The corner of his mouth ticked upward. Though he hadn't made a sound, the cur was laughing at her. No one laughed at Lord General Marcus de Lacey's daughter!

"I doubt you would be man enough to take a woman. In fact, I'd not be surprised if you fancied boys." Even Rachel was shocked by what had slipped past her unguarded tongue—perversions she'd heard whispered about the army camp. Was she insane? She was all but daring him to prove his manhood by raping her!

Yet for the first time since that awful moment she'd been snatched from the garden, she felt as if she'd struck a blow in her own defense. The sensation was far headier than anything so somber as caution. She would rather have been flayed alive than back down.

His gaze darkened. "A woman who has just been abducted might be wise to mind her tongue."

"Why else would an outlaw like you keep that pack of beastly urchins? They were threatening to starve me, rape me. Where do you suppose they might have learned about such ghastly things? Perhaps I should ask them."

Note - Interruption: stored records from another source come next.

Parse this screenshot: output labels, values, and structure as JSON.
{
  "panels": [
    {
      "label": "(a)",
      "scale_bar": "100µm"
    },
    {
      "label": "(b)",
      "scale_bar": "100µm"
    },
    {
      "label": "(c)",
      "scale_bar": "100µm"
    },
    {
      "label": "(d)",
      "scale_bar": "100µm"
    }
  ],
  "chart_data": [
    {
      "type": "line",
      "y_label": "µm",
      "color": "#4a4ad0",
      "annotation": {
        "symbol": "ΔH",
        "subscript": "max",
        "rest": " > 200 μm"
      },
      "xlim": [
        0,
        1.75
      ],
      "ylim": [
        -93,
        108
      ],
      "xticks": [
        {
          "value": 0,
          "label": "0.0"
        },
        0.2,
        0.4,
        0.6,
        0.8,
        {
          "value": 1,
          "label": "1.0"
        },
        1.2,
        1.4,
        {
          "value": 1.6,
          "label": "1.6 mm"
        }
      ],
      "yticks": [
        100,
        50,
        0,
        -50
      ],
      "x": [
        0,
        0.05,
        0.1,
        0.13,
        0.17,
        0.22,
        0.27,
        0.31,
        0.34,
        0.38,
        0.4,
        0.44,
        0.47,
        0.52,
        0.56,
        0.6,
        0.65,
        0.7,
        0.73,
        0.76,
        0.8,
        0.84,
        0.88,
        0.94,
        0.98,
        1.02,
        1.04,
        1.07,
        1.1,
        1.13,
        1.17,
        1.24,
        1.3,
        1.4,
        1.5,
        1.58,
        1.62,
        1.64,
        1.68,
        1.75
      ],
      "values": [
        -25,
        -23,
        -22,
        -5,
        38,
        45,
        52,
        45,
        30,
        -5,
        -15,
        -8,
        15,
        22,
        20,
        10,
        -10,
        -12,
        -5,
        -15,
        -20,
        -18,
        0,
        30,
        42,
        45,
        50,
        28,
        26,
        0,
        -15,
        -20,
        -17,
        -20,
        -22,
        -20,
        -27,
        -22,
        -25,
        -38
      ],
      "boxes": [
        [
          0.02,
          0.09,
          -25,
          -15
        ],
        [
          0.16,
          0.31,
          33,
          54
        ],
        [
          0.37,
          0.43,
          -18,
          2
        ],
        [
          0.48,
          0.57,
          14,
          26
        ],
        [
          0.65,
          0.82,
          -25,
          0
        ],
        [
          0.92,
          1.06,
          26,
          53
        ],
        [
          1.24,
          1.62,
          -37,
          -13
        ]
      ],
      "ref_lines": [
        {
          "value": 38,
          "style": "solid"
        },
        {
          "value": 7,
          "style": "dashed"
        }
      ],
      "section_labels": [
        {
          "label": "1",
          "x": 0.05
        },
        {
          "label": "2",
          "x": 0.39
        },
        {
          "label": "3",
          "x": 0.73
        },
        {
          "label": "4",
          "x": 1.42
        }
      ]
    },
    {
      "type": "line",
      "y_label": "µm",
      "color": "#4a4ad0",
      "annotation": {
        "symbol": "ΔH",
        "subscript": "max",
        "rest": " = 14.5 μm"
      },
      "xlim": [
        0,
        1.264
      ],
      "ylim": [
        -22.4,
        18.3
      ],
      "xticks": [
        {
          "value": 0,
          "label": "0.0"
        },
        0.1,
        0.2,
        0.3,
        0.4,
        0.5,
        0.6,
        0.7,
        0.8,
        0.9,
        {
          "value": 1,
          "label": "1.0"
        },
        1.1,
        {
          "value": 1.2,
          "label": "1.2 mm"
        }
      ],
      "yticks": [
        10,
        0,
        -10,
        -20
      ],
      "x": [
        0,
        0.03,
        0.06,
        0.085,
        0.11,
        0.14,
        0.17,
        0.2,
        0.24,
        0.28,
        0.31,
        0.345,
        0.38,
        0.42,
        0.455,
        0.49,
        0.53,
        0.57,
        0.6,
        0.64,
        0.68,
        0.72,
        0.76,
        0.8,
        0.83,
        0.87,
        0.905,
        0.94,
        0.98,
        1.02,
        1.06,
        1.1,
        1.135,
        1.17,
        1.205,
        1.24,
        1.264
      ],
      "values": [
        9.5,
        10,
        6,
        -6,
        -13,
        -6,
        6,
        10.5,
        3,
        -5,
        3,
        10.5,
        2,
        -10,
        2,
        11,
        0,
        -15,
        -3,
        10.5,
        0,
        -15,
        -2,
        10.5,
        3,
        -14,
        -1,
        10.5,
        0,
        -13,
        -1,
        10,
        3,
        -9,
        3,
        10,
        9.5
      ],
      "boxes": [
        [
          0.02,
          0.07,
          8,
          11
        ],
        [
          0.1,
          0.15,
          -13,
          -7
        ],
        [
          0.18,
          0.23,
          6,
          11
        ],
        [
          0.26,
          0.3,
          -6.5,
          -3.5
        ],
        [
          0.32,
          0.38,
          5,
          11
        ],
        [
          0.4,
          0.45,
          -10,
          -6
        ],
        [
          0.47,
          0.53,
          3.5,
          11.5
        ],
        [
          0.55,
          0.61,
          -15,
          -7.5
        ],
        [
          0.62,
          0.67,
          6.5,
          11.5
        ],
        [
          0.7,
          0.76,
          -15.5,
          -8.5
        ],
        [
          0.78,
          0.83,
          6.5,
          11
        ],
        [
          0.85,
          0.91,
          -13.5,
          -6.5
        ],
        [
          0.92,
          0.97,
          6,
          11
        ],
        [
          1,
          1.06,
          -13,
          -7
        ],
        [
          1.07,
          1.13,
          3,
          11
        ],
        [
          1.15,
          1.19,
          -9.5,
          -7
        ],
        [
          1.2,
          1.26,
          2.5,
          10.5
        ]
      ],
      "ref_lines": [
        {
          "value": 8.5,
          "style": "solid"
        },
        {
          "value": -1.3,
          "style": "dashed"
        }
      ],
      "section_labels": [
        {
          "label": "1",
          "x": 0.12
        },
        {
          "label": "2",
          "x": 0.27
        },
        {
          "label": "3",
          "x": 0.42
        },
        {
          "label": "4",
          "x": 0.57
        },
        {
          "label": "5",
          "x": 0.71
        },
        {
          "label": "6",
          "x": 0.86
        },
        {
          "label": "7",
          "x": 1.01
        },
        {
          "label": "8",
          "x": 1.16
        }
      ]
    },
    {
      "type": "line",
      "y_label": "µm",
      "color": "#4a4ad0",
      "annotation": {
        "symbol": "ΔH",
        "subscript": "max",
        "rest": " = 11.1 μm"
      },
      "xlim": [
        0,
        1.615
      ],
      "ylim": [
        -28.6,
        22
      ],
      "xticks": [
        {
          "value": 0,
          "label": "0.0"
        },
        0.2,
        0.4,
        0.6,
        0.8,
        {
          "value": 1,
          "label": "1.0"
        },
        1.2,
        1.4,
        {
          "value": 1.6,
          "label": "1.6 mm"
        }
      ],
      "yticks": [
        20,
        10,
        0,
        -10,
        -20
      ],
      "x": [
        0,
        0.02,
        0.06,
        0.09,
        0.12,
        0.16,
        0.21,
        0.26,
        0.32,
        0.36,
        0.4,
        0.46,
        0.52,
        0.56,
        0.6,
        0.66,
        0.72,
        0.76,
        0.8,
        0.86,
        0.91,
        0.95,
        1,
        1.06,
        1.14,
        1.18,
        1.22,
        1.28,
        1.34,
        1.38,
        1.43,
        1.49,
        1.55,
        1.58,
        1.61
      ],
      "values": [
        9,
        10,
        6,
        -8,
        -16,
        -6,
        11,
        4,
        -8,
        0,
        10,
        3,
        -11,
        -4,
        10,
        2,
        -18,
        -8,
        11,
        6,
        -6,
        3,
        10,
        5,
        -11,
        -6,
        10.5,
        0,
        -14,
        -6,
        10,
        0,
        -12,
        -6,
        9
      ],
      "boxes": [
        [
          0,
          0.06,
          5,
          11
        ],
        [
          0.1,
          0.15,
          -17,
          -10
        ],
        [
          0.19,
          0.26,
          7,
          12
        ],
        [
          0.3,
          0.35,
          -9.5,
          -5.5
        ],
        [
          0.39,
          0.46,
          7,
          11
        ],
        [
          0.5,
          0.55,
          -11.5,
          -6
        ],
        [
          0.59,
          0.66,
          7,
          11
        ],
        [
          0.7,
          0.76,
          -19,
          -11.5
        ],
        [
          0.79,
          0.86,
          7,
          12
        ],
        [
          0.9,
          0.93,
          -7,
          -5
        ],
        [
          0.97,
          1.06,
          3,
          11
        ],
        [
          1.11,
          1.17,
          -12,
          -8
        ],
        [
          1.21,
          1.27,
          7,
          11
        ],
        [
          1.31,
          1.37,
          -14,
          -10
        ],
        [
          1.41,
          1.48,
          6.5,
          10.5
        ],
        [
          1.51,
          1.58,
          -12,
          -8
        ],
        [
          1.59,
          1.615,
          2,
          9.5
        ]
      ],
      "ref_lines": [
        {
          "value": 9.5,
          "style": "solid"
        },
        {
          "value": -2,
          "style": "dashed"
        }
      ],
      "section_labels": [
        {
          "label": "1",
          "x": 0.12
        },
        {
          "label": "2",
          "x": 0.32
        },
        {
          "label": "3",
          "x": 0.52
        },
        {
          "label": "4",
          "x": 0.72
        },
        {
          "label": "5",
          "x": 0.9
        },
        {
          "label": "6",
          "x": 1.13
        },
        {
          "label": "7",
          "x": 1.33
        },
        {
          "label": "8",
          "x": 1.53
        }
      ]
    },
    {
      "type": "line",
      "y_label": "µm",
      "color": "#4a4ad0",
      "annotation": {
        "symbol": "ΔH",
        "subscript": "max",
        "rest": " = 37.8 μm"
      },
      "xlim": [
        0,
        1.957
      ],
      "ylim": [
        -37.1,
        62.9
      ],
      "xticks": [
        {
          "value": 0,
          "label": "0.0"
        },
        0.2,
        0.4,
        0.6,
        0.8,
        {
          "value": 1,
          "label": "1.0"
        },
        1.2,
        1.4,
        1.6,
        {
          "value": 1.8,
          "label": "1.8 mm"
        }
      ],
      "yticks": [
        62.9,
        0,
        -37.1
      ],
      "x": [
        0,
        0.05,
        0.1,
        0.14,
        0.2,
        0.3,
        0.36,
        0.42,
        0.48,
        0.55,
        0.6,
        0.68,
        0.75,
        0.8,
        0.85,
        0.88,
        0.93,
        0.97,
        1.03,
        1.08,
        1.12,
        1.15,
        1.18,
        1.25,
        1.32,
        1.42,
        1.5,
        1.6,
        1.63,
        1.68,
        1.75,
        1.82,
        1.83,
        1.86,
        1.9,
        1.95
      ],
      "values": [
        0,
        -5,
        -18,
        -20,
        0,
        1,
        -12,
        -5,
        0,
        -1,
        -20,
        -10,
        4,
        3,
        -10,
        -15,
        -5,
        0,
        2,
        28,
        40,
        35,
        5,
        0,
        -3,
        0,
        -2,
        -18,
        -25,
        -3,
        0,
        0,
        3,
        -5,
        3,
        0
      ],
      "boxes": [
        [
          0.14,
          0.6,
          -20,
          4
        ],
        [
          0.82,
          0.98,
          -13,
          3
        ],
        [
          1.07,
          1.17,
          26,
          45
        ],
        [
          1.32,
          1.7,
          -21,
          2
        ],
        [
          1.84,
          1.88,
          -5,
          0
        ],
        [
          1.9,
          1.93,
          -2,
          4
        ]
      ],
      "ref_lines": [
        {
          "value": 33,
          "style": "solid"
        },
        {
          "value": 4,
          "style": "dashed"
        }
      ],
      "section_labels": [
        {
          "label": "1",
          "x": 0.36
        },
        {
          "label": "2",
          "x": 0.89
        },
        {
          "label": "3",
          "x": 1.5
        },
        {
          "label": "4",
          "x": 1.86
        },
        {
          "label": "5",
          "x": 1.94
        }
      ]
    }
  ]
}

"Say a word to them, and I swear, it will be the last time you ever speak." He squeezed the words through bloodless lips. "If those children are not the perfect little cherubs you'd prefer, Mistress de Lacey, you can thank your betrothed for that. Children have to work through the unspeakable horrors they've seen any way they can. These—little animals—are only repeating what they've seen. Their families were starved by the British army on purpose, every living thing slaughtered, every shelter destroyed. They were dying by inches. But when that wasn't expedient enough for your betrothed, he sped up the process by setting his ravening dogs on their mothers, their sisters, even their grandmothers."

Her stomach pitched. "Soldiers can lose control. Even Papa admitted that. It's hardly their commander's fault if a few of the men do despicable things."

"In my opinion, a commander is responsible for every blade of grass his soldiers crush beneath their boots, but that's immaterial here. Tell me, Mistress de Lacey, would the commander be responsible for what happened if he gave the order to his men to rape and slaughter and kill women and children?"

The words pierced her like the blade of a knife, thickening her throat. "Are you even daring to hint that Sir Dunstan Wells, the most honorable officer in the Duke of Cumberland's army, would do anything so barbaric?" She was fairly frothing with outrage.

"I'm not hinting anything. The truth is, I have an aversion to officers who believe they are God, and to spoiled general's daughters who play nasty little games with men's lives."